Divine Blackness: Christian Imagination in Overcoming Racism

“At the core of black religion is a divine imagination that performs an interruption of presumed borders and offers a radical movement toward limitless possibilities; that is, black religion imagines other worlds, others futures, and other possibilities. ”

Team Members/Contributors

Leonard McKinnis University of Illinois Contact Me

About this sabbatical grant for researchers

Since their first arrival and involuntary participation in the North American experiment of nation-building, Black people have grappled with the meaning of their identity and their place in a world that denied their being. Drawing upon new ethnographic research that engages the Black Coptic Church (BCC), a Great Migration Christian new religious movement (NRM), my book considers the function of fugitive thought and “performative imagination,” that is, the act of making visible otherwise invisible possibilities, in the process of re-constructing Black identity. Great Migration NRM’s signal an attempt of Black people to wrestle with existential absurdity and blurred identity.

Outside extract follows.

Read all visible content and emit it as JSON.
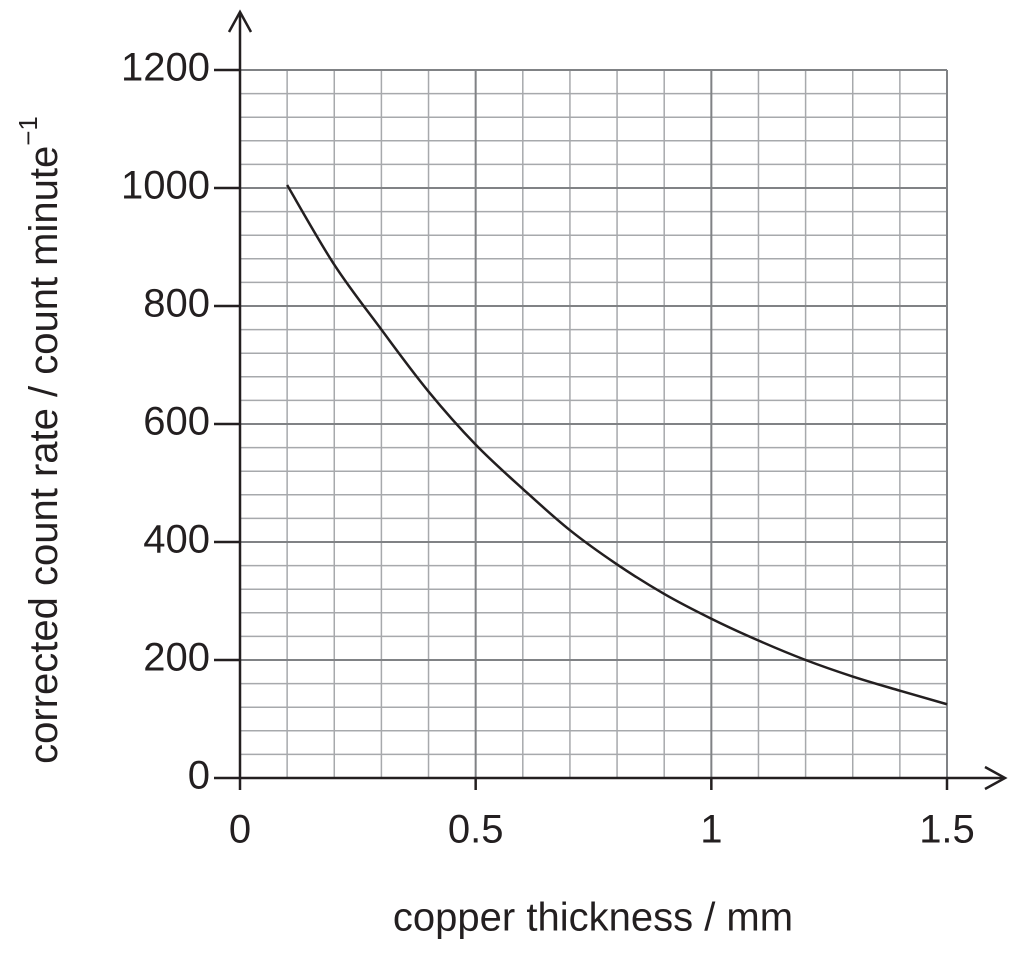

Many NRMs not only offered their congregants a sense of religious and spiritual connectivity divorced from mainline Christianity, but more than this, they offered a sense of personal and collective identity, whereby their given identities were rejected and replaced with a sense of self that afforded cultural and religious heritage outside the borders of white normative culture, and its religious imagination. It is within this space of NRMs where we witness performative imagination in the construction of imagined communities, such that cultural heritage and religious sensibilities are joined toward the process of performing a new Black being, whose history and future are part and parcel of a divine geography. My book argues for a more elastic understanding of Black religion, and pursues to demonstrate how Ethiopianism performs a fugitive function in the process of identity retrieval and re-construction in the BCC, such that the construction of an imagined homeland seeks to de-stabilize notions of the citizen. Divine Blackness, therefore, pursues to nuance the conversation of Black communities of faith in North America via a critical examination of the intersection of race and religion.